Producción artificial de seda de araña en cultivos celulares

Las especies más habituales para expresar proteínas recombinantes son bacterias --como Escherichia coli-- y levaduras --como Saccharomyces cerevisiae--.

Esta preferencia se debe a que su metabolismo es bien conocido, se cultivan con facilidad y crecen rápidamente.

Ventajas de la producción de seda mediante tecnología de DNA recombinante:

• Cantidad virtualmente ilimitada
• Condiciones que no atacan al medio ambiente: temperatura ambiente, presión atmosférica, disolventes acuosos (compárese con las condiciones necesrias para fabricar el Kevlar)

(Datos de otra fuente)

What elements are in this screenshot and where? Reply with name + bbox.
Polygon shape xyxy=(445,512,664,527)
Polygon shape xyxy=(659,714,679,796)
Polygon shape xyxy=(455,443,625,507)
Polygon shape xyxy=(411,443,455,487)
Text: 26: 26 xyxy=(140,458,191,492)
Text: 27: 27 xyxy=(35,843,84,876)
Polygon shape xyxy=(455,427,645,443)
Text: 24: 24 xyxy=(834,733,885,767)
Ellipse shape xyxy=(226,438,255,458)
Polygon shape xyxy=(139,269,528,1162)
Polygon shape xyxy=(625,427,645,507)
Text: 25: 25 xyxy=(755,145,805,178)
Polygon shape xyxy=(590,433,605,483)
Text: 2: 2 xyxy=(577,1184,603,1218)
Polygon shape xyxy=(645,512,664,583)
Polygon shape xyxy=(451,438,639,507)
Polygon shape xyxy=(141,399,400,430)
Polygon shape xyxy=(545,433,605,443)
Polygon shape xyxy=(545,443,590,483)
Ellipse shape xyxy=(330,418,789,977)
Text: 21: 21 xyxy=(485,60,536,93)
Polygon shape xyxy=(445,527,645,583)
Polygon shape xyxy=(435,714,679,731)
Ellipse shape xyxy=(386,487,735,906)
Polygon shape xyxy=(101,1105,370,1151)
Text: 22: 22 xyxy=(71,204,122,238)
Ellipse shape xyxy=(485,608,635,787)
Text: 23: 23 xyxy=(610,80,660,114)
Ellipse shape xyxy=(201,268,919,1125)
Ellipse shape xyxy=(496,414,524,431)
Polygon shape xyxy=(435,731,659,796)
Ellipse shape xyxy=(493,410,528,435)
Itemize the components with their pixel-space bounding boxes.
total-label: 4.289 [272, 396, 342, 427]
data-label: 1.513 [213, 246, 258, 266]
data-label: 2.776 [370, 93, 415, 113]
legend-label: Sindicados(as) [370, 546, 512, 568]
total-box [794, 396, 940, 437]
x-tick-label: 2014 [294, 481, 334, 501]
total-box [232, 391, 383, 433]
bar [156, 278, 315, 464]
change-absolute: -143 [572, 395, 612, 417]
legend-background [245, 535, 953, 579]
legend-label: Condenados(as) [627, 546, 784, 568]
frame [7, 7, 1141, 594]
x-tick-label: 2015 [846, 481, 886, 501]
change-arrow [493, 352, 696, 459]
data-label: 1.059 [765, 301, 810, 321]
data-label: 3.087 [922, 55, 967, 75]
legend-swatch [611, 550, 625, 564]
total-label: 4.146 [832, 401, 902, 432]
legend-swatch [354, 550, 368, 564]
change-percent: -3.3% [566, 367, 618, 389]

Dificultades de la producción de seda mediante tecnología de DNA recombinante:

• La síntesis de espidroínas en bacterias y levaduras es difícil de conseguir; las secuencias repetitivas se truncan. La secuencia altamente repetitiva y la estructura secundaria inusual del mRNA hacen la traducción ineficaz, por lo que se interrumpe antes de completar la cadena polipeptídica. El tamaño de molécula que se consigue obtener es limitado.
• Otro problema es la disponibilidad limitada de moléculas de tRNA específicas para Gly y Ala; en las células de la glándula de la araña, hay cantidades extra de estos tRNAs, pero no ocurre así en las bacteria o levaduras empleadas como anfitrionas del gen de espidroína recombinante.
• Otro problema es mantener la proteína en forma soluble durante la purificación.

A pesar de las dificultades anteriores, se ha conseguido con cierto éxito sintetizar algunas espidroínas o fragmentos de ellas, lo que ha facilitado el estudio de su estructura.